Many people argue that such content is “green washing” and merely a PR gimic used by brands. I don’t completely agree. While it can be used that way, the bigger problem is that most consumers don’t have a clue about how or where their clothes are being made and thus are unable to visualise the problems they themselves are creating by refusing to pay more for sustainable clothing. Most brands argue that lack of consumer awareness towards sustainability is one of the biggest drivers of low adoption, and I believe them. I buy a lot of my products from Nike, and I’ve visited one of their factories (and it was great!), most of their consumers don’t see this!

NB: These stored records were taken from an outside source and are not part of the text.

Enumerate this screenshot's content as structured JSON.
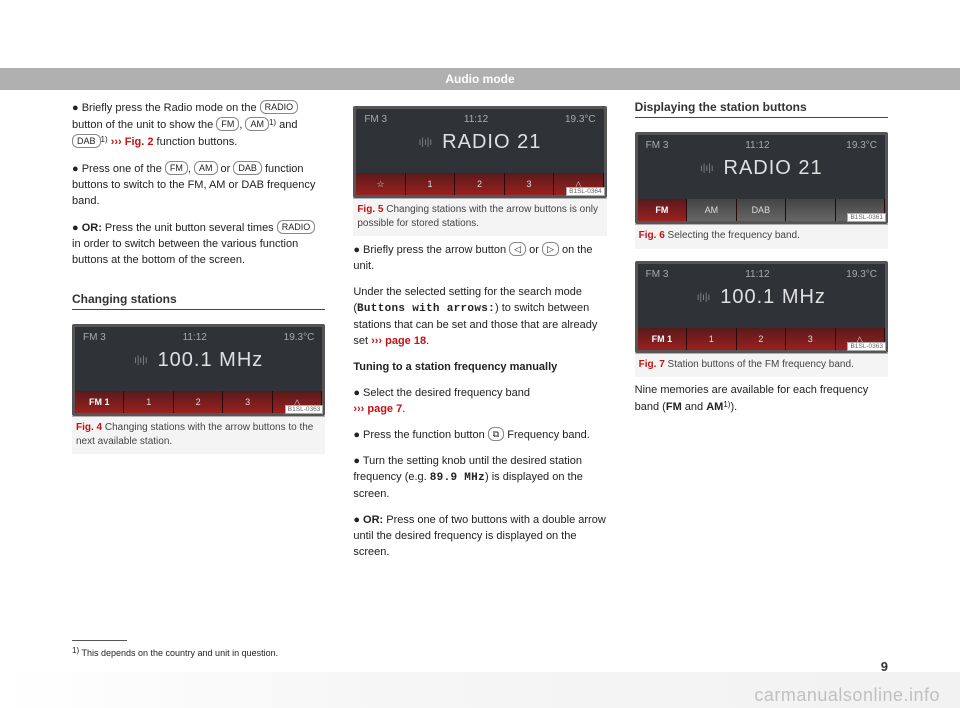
{
  "page_header": "Audio mode",
  "page_number": "9",
  "footnote_sup": "1)",
  "footnote_text": "This depends on the country and unit in question.",
  "watermark": "carmanualsonline.info",
  "pills": {
    "radio": "RADIO",
    "fm": "FM",
    "am": "AM",
    "dab": "DAB",
    "left": "◁",
    "right": "▷",
    "freq": "⧉"
  },
  "col1": {
    "p1_a": "Briefly press the Radio mode on the ",
    "p1_b": " button of the unit to show the ",
    "p1_c": ", ",
    "p1_sup1": "1)",
    "p1_d": " and ",
    "p1_sup2": "1)",
    "p1_link": "››› Fig. 2",
    "p1_e": " function buttons.",
    "p2_a": "Press one of the ",
    "p2_b": ", ",
    "p2_c": " or ",
    "p2_d": " function buttons to switch to the FM, AM or DAB frequency band.",
    "p3_bold": "OR:",
    "p3_a": " Press the unit button several times ",
    "p3_b": " in order to switch between the various function buttons at the bottom of the screen.",
    "section_title": "Changing stations",
    "fig4": {
      "code": "B1SL-0363",
      "caption_label": "Fig. 4",
      "caption_text": "   Changing stations with the arrow buttons to the next available station.",
      "screen": {
        "top_left": "FM 3",
        "top_center": "11:12",
        "top_right": "19.3°C",
        "main": "100.1 MHz",
        "buttons": [
          "FM 1",
          "1",
          "2",
          "3",
          "△"
        ],
        "button_styles": [
          "active",
          "",
          "",
          "",
          ""
        ]
      }
    }
  },
  "col2": {
    "fig5": {
      "code": "B1SL-0364",
      "caption_label": "Fig. 5",
      "caption_text": "   Changing stations with the arrow buttons is only possible for stored stations.",
      "screen": {
        "top_left": "FM 3",
        "top_center": "11:12",
        "top_right": "19.3°C",
        "main": "RADIO 21",
        "buttons": [
          "☆",
          "1",
          "2",
          "3",
          "△"
        ],
        "button_styles": [
          "",
          "",
          "",
          "",
          ""
        ]
      }
    },
    "p1_a": "Briefly press the arrow button ",
    "p1_b": " or ",
    "p1_c": " on the unit.",
    "p2_a": "Under the selected setting for the search mode (",
    "p2_mono": "Buttons with arrows:",
    "p2_b": ") to switch between stations that can be set and those that are already set ",
    "p2_link": "››› page 18",
    "p2_c": ".",
    "h1": "Tuning to a station frequency manually",
    "p3_a": "Select the desired frequency band ",
    "p3_link": "››› page 7",
    "p3_b": ".",
    "p4_a": "Press the function button ",
    "p4_b": " Frequency band.",
    "p5_a": "Turn the setting knob until the desired station frequency (e.g. ",
    "p5_mono": "89.9 MHz",
    "p5_b": ") is displayed on the screen.",
    "p6_bold": "OR:",
    "p6_a": " Press one of two buttons with a double arrow until the desired frequency is displayed on the screen."
  },
  "col3": {
    "section_title": "Displaying the station buttons",
    "fig6": {
      "code": "B1SL-0361",
      "caption_label": "Fig. 6",
      "caption_text": "   Selecting the frequency band.",
      "screen": {
        "top_left": "FM 3",
        "top_center": "11:12",
        "top_right": "19.3°C",
        "main": "RADIO 21",
        "buttons": [
          "FM",
          "AM",
          "DAB",
          "",
          ""
        ],
        "button_styles": [
          "active",
          "gray",
          "gray",
          "gray",
          "gray"
        ]
      }
    },
    "fig7": {
      "code": "B1SL-0363",
      "caption_label": "Fig. 7",
      "caption_text": "   Station buttons of the FM frequency band.",
      "screen": {
        "top_left": "FM 3",
        "top_center": "11:12",
        "top_right": "19.3°C",
        "main": "100.1 MHz",
        "buttons": [
          "FM 1",
          "1",
          "2",
          "3",
          "△"
        ],
        "button_styles": [
          "active",
          "",
          "",
          "",
          ""
        ]
      }
    },
    "p1_a": "Nine memories are available for each frequency band (",
    "p1_b1": "FM",
    "p1_b": " and ",
    "p1_b2": "AM",
    "p1_sup": "1)",
    "p1_c": ")."
  }
}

Now, executing this is very hard. As a fashion company, your brand image is very important and anything off-brand could have a serious impact. Also, you don’t want to end up like most charities and NGOs who slap on sad pictures of people to create a sense of pity and get donations. Content needs to be generated with the goal of increasing awareness and transparency and not with the goal of guilting people into buying products. These videos, like the Everlane factory page, should NOT have a call to action for consumer to buy products.

Brands are not the only one responsible for this. Factories and Mills who are spending hundreds of thousands of dollars to become more efficient ad sustainable need to do a better job at telling the world this and video can be a great format to reach millions. By being more transparent on the efforts they are taking, it’s likely they will get more business. Factories, like the one below, have been investing in technology and they use videos to market themselves as a supplier of choice.

As consumer, I feel we should demand that the brands we buy from invest in showing us where our products are made. Creating a video and putting it up on youtube is very cheap and all brands could easily do it. For some reason, most have not invested in this.